The next time I saw her was on SNL performing Digital Witness“. That hair. That stance. That staging. The subtle digs to Lady Gaga I may be the only one to see. I was hooked.
Apparently her live shows are something to see, which surprises no one. Her recent Chicago show, coincidentally (perhaps?) happened at the same time as the much applauded David Bowie exhibit at the Museum of Contemporary Art in Chicago. Although Bowie‘s influence can clearly be seen in many artists, the comparisons between him and St. Vincent have been consistent, and with reason, stylistically. Her music has been described frequently as defying genre classification and carrying a wide array of influences. Her material can be quite sexual, which I suppose is only really notable because she’s a woman expressing this freely which is still looked down upon for some reason- but this aspect is not revealed in St. Vincent‘s physical presentation; it’s in the writing, the voice, the tone.

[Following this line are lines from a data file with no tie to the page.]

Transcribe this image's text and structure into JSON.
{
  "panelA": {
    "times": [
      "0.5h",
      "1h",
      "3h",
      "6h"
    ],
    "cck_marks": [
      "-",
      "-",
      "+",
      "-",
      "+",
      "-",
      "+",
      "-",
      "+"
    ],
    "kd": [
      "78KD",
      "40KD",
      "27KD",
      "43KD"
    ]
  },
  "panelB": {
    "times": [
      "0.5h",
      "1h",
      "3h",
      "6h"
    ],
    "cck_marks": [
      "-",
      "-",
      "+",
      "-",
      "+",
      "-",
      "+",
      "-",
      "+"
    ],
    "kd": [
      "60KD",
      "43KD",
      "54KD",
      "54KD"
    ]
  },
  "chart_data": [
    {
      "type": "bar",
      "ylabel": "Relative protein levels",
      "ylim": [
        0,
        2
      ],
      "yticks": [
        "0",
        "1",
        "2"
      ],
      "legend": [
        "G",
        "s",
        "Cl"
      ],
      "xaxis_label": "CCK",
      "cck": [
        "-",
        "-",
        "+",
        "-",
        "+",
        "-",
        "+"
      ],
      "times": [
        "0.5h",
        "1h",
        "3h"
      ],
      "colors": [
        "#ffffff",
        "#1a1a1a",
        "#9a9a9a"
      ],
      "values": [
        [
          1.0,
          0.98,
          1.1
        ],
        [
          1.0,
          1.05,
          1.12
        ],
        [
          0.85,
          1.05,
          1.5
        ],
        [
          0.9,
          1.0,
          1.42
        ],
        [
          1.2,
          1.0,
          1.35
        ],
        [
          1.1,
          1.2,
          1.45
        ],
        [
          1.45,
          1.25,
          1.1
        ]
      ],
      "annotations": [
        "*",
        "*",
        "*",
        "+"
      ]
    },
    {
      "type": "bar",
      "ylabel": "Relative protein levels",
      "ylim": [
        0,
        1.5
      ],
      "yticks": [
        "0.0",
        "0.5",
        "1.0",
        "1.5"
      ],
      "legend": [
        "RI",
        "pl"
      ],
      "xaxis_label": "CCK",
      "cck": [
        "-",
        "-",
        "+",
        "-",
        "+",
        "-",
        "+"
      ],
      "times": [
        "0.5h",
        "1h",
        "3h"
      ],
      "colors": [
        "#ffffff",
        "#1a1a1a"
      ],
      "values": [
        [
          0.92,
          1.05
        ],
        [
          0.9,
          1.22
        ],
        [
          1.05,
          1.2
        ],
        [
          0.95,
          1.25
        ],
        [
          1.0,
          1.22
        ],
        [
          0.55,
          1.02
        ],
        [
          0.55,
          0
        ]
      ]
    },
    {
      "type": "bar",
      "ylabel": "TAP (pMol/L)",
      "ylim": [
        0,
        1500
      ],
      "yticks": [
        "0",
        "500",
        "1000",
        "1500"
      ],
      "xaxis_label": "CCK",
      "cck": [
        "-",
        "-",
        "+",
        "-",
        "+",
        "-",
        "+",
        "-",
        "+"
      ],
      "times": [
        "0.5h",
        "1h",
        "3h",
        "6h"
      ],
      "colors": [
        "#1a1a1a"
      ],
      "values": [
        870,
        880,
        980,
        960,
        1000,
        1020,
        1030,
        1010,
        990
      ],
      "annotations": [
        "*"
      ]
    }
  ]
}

To give a quick background: St. Vincent‘s given name is Annie Clark. She was born in Oklahoma, grew up in Texas, and has been studying music since her youth. She has four pretty critically acclaimed albums out, is currently on tour, and was just nominated for a Grammy. If she and Jack White bump in to each other at the ceremony and fall in love I may explode from joy.
It’s always nice to see a multi-talented female artist being appreciated for her abilities, individuality and performing chops rather than just her sexual appeal to the masses. Once again, I’m wishing I’d gotten on this bandwagon years ago, but better late than never.